With little ado, until the power lords — as opposed to the lords with power — hopefully switch on the power so that the powerless people can get on with their daily tasks, they waited and waited and waited with diminishing hope.

To while away time on a wasted day some turned to the newspapers of the previous couple of days. That is how they came across an unnamed engineer of the CEB chiding the Power and Energy Minister Mahinda Amaraweera for making promises that the public would be assured of uninterrupted power supplies.

The engineer claimed that the CEB would be compelled to resort to turn to power shedding (whatever that means to a public hardly acquainted with such technical terms).

As far as the average citizen is concerned power shedding or not shedding has to do with what is going on in the UNP where attempts to shed its leader Ranil Wickremesinghe of his power has proved a far more difficult task than that encountered by CEB engineers.

It seems that despite the minister’s assurances the Ceylon Petroleum Corporation did not supply fuel to the CEB at a subsidised rate which is a dirty thing to do. After all it is the CEB that provides the power to the powerful lot in our land who have no problem of leading a good life power shedding or whatever that is called.

Personally, it would be a good thing if some of our prominent politicians irrespective of which party they come from, shed a few kilos by keeping away from the heavily subsidised meals that are served to the privileged parliamentarians whether they came into that august assembly on the public vote or the side door also known to some as the National List.

Unable to stand the antics of the CEB’s power cuts or power shedding which ultimately means the same thing to a harassed public, some gentlemen of this long suffering community headed off to a nearby market hoping to quench their thirst with a thambili also known as King Coconut.

Imagine their unmitigated surprise when one poor man was told that one thambili cost a meagre hundred rupees. Just one year ago he had paid Rs 35 per nut.

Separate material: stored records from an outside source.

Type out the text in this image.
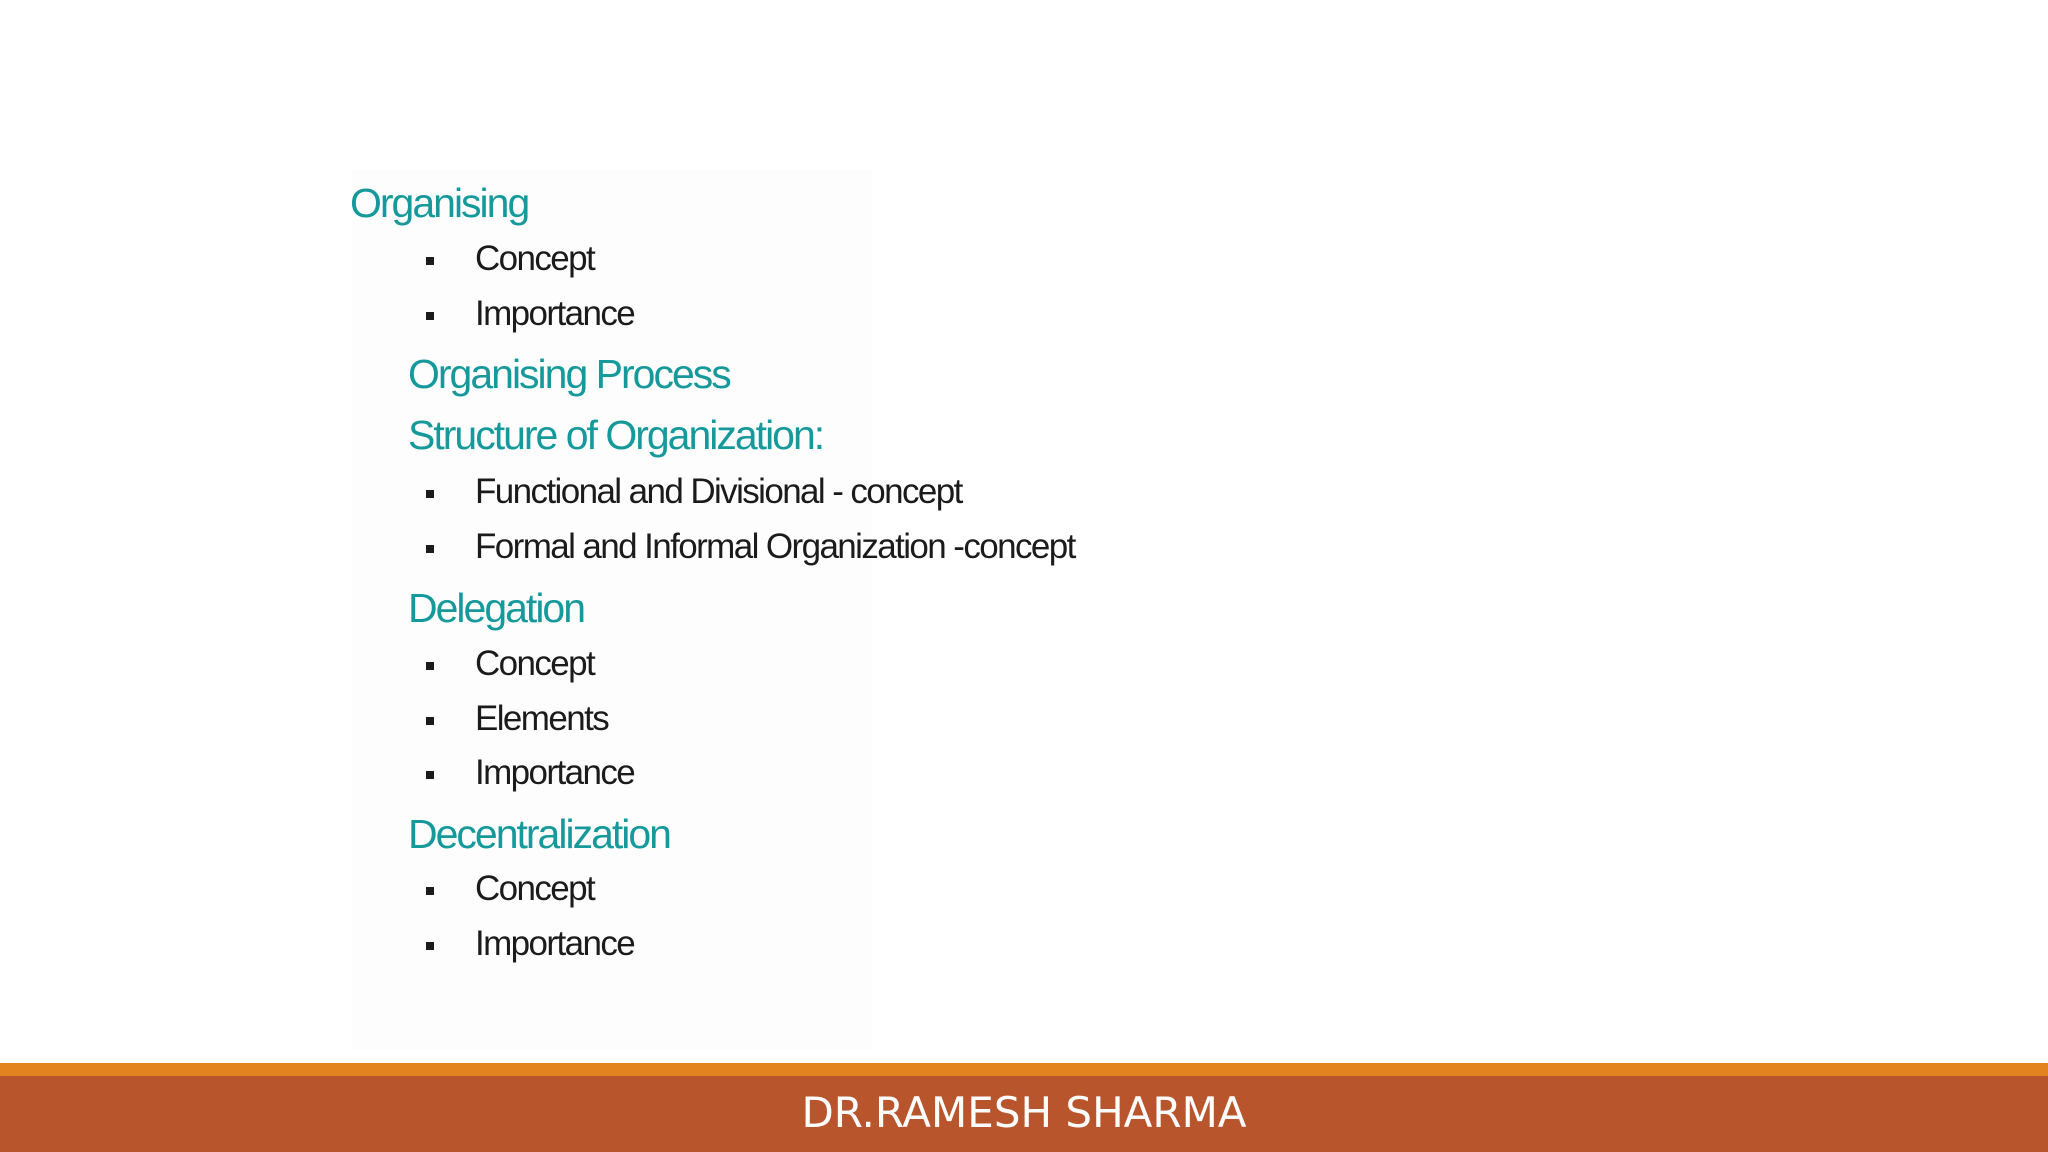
Organising
Concept
Importance
Organising Process
Structure of Organization:
Functional and Divisional - concept
Formal and Informal Organization -concept
Delegation
Concept
Elements
Importance
Decentralization
Concept
Importance
DR.RAMESH SHARMA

Now we know why it is called a King Coconut. Who could pay such a princely sum except monarchs and politicians who dip into the privy purse?

(Neville de Silva is a veteran Sri Lanka journalist who was Assistant Editor, Diplomatic Editor and Political Columnist of the Hong Kong Standard and later moved to London and worked for the Gemini News Service. Later he was Sri Lanka’s deputy high commissioner in London before returning to journalism.)